A+ Content and their Amazon Brand Store handle the education. Nanodropper is the first product of its kind, which means customers don’t always know to look for it, and when they find it, they don’t always know which size to buy. “When you’re the first to create a new category in an industry,” Song said, “you have to define it and then you have to teach everyone about it.” A+ Content gives Nanodropper the space to explain compatibility and walk patients through their options directly on the product listing page, where the purchase decision is being made. The Amazon Brand Store extends that education further, giving the team room to tell the company’s story and show the product in action, including video that demonstrates exactly how the adapter works.
Andrews and Dr. Song at work in Nanodropper’s Rochester fulfillment center, where orders ship to hospitals, eye care clinics, and to Amazon for delivery to individual patients across the country.
Amazon customer reviews have become one of the team’s most valuable product development inputs. Song reads them personally, and the feedback loop is direct. “As a company, we respond to Amazon reviews,” she said. “We directly reach out to them. We take their concerns into consideration in our product development lifecycle, and we even launched that second size as direct feedback from the Amazon reviews.”
In 2026, Seller Assistant is the newest tool of choice for Nanodropper. Amazon’s AI-powered tool, available through Seller Central, lets the team ask plain-English questions about their business and get concrete, actionable answers. A question like “we spent this amount in ads this month and saw this type of sales — how can we better utilize that same ad spend to grow our sales next month?” returns next steps, alongside data. For monthly analytics meetings, explained Andrews, it replaces what would otherwise require weeks of manually gathering and reconciling numbers from multiple sources. The insights it surfaces drive decisions across all of Nanodropper’s sales channels.

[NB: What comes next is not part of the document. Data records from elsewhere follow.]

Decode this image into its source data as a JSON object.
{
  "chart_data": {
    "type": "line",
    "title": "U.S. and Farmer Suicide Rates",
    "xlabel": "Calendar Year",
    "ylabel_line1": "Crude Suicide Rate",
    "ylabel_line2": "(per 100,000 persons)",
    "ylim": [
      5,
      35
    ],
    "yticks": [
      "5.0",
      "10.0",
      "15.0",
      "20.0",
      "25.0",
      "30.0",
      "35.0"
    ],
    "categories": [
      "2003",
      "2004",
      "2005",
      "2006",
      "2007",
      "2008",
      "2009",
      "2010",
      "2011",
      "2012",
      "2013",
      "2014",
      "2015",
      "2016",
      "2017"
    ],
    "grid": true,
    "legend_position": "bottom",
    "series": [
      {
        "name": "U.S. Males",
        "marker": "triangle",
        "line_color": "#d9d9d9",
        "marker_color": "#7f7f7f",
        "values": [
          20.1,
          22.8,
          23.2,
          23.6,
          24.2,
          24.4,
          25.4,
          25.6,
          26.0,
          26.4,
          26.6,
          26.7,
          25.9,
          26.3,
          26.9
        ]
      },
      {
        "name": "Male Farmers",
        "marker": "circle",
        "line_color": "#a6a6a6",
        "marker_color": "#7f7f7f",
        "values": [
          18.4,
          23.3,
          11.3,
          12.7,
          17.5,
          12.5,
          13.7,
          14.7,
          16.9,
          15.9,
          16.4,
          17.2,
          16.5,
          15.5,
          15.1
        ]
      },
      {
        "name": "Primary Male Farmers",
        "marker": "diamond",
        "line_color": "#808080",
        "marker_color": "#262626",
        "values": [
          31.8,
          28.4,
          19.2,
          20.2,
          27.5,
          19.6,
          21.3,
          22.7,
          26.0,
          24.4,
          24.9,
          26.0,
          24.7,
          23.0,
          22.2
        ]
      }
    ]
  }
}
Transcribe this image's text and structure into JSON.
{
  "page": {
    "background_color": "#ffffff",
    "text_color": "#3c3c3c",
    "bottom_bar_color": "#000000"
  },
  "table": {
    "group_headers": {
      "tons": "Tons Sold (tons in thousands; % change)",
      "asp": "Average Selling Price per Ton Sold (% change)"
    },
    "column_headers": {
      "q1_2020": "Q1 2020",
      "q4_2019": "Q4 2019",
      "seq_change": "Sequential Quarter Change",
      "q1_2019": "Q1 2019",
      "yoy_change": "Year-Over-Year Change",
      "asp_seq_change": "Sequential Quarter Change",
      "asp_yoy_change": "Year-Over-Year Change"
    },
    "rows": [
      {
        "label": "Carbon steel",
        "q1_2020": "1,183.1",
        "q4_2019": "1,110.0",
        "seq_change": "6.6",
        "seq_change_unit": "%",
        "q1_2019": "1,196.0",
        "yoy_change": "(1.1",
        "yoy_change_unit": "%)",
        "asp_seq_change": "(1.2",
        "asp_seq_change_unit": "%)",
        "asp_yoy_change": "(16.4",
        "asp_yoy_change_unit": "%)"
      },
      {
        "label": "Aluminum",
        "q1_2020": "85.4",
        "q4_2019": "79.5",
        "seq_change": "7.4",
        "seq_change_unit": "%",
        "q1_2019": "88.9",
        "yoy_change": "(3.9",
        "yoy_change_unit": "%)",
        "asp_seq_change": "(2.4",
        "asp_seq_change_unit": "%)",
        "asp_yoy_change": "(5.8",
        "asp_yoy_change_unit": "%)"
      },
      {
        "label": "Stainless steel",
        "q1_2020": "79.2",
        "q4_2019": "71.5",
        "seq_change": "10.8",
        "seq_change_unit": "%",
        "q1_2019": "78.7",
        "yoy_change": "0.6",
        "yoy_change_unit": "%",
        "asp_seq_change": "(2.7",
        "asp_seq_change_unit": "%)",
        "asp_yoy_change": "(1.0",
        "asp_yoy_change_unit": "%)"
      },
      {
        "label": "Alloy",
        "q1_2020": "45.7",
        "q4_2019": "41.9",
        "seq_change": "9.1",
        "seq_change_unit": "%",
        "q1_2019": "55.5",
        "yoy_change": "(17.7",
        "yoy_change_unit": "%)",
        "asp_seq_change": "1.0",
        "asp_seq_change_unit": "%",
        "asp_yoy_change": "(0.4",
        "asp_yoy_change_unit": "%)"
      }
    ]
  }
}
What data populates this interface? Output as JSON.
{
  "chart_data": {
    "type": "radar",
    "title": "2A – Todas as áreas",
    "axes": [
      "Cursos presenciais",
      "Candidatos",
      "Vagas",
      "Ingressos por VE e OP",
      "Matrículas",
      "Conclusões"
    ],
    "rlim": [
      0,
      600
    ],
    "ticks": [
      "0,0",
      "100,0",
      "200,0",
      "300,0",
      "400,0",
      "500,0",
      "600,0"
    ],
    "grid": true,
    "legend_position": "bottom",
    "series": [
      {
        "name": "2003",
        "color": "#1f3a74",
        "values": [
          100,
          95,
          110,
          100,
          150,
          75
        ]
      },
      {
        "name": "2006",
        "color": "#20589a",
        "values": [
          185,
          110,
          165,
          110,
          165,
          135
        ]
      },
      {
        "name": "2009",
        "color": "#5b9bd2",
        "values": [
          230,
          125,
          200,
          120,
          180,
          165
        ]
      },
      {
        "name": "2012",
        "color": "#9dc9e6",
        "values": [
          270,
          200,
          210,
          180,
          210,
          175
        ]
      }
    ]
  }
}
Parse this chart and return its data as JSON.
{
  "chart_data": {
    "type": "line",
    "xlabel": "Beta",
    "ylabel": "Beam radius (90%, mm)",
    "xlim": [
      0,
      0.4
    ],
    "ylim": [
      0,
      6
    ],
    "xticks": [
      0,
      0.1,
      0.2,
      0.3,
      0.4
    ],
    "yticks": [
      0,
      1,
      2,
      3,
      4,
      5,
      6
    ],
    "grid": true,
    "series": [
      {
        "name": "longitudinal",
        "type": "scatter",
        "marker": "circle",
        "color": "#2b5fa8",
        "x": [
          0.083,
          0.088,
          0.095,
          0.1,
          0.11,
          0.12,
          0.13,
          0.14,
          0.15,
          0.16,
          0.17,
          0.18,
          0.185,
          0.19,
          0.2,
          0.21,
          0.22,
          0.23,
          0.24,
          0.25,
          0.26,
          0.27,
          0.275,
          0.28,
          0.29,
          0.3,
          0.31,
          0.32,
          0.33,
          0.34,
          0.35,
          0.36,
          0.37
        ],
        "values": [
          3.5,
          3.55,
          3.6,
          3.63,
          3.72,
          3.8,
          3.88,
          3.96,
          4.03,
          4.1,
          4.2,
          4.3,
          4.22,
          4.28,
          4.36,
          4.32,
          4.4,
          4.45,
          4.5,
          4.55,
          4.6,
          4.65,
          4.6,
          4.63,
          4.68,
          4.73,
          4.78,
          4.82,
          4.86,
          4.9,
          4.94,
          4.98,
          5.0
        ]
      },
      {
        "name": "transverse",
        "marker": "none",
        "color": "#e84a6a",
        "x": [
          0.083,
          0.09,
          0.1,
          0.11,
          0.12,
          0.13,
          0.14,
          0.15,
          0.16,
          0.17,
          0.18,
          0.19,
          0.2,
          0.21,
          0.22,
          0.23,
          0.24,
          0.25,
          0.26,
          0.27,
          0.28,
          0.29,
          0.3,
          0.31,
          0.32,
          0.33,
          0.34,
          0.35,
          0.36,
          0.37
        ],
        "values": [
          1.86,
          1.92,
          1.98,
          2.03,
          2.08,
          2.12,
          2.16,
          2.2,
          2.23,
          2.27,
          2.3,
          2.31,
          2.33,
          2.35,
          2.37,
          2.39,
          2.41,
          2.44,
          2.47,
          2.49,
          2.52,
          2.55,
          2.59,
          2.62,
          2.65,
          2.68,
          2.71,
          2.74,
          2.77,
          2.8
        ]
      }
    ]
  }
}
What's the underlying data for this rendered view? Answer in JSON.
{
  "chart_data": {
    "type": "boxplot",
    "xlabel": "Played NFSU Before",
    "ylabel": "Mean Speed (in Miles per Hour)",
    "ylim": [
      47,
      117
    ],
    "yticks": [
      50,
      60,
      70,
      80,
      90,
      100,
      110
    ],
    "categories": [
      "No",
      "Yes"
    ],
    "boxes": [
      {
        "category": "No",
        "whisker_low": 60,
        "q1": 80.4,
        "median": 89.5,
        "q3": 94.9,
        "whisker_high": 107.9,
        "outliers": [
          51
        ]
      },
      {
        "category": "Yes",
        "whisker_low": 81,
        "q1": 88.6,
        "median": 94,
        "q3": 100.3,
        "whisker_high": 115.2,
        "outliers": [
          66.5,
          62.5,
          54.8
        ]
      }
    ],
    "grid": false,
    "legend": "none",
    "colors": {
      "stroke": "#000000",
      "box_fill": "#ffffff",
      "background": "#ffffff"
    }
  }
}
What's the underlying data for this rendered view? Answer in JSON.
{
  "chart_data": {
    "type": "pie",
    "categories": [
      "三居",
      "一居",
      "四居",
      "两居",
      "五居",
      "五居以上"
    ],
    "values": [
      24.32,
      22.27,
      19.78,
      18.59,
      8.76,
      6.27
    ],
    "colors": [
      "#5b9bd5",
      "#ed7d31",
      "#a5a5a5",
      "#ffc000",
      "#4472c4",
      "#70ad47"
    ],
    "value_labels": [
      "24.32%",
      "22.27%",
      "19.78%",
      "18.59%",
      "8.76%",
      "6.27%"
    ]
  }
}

“As a company, being nimble and responsive is probably one of the most valuable things you can be,” said Andrews. “Having Seller Assistant which allows us to make quick, iterative decisions and be very confident in those decisions has been so valuable.”
From their Rochester headquarters, Nanodropper is now expanding into Canada and Mexico with Amazon, translating its packaging and instructions to meet Health Canada requirements. The same tools driving growth in the US will carry the company to new patients across North and Central America. “We’re continuing to see month over month, year over year growth, and I think with the international expansion, we’ll continue to see that,” said Andrews.
“Our motto is small drops, big vision,” Song said. “And we really don’t shy away from the big vision part of that.”